U.S. stocks closed mixed Thursday, with the Dow Jones Industrial Average dropping more than 100 points, after Wall Street weighed the Federal Reserve’s cautious approach to interest rate hikes. Meanwhile, a stronger U.S. dollar put downward pressure on commodities, sending the price of oil tumbling more than 2 percent. 

The Dow (INDEXDJX:.DJI), which measures the share prices of 30 large industrial companies, dropped 117.16 points, or 0.65 percent, to close at 17,959.03. The Standard & Poor's 500 stock index (INDEXNASDAQ:.IXIC) lost 10.23 points, or 0.49 percent, to end at 2,089.27.

However, the Nasdaq composite (INDEXSP:.INX) added 9.55 points, or 0.19 percent, to finish at 4,992.38. The tech-heavy index was boosted after Facebook Inc. (NASDAQ:FB) shares rose more than 2 percent Thursday to close at $82.75, its best weekly gain in five months. Meanwhile, shares of Apple Inc. (NASDAQ:AAPL) edged down 0.76 percent to close at $127.50 after the world’s most valuable company kicked off its first day of trading on the Dow following Visa Inc.’s 4-1 stock split.

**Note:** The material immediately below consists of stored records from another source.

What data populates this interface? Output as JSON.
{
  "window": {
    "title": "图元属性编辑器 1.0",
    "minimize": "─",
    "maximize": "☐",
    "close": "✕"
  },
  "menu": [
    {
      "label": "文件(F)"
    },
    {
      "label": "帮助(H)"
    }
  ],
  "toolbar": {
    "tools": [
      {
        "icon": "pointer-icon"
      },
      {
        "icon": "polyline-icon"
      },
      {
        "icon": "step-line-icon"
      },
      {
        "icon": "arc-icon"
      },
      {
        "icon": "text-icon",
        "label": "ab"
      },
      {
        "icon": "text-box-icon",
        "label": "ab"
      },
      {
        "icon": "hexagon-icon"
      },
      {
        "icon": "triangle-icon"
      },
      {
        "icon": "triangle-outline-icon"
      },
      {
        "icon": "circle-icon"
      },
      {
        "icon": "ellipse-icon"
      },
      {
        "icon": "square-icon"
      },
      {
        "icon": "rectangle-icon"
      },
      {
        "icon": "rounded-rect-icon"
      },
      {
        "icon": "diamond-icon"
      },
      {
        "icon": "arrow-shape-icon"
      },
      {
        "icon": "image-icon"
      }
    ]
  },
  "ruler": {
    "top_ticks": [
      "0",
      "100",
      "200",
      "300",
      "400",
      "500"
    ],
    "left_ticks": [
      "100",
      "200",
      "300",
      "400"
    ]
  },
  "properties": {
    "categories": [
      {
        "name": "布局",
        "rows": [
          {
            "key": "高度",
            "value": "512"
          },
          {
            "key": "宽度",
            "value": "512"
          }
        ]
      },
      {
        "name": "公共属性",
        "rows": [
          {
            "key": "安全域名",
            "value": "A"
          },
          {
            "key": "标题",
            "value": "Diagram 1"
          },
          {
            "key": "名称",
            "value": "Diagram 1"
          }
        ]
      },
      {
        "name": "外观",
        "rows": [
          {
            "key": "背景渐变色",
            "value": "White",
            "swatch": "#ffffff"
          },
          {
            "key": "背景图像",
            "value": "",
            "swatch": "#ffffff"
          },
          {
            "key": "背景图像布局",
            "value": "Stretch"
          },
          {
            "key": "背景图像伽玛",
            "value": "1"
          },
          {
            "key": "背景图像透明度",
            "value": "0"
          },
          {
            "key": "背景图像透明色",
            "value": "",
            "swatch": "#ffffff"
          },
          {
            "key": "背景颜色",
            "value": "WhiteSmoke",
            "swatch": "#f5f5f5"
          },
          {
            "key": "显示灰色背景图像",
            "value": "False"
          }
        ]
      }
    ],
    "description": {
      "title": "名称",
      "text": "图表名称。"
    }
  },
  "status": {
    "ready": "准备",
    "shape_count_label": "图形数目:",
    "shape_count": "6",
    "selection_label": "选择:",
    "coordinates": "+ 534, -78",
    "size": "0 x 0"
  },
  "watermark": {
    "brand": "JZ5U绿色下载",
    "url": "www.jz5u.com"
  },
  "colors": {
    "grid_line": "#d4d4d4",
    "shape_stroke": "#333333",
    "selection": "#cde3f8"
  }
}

Oil prices reversed and closed sharply lower Thursday, driven by a strengthening U.S. dollar. Crude oil futures also fell under pressure after a minister from the Organization of the Petroleum Exporting Countries (OPEC) said the group has "no choice" but to keep its current ceiling of production. Following the statement, West Texas Intermediate crude, the benchmark for U.S. oil prices, dropped 1.57 percent to close at $43.96 a barrel, for April 15 delivery on the New York Mercantile Exchange. Brent crude, the benchmark for global oil prices, dropped $1.50 to end at $54.46 a barrel, for May 15 delivery on the London ICE Futures Exchange.

Investors took a breather in early trading Thursday, a day after the Dow soared more than 200 points and all three major indexes gained more than 1 percent after the Federal Open Market Committee (FOMC) dropped its "patient" stance in its monetary policy statement. Although the central bank hinted it could raise rates as soon as June, it downgraded its outlook for the U.S. economy this year for GDP and inflation. “Investors woke up today and realized not a lot has really changed from the Fed’s previous stance, as far as the underlying economic factors,” said Pete Benson, co-owner and partner of Beacon Capital Management. 

No major U.S. economic data is scheduled for Friday.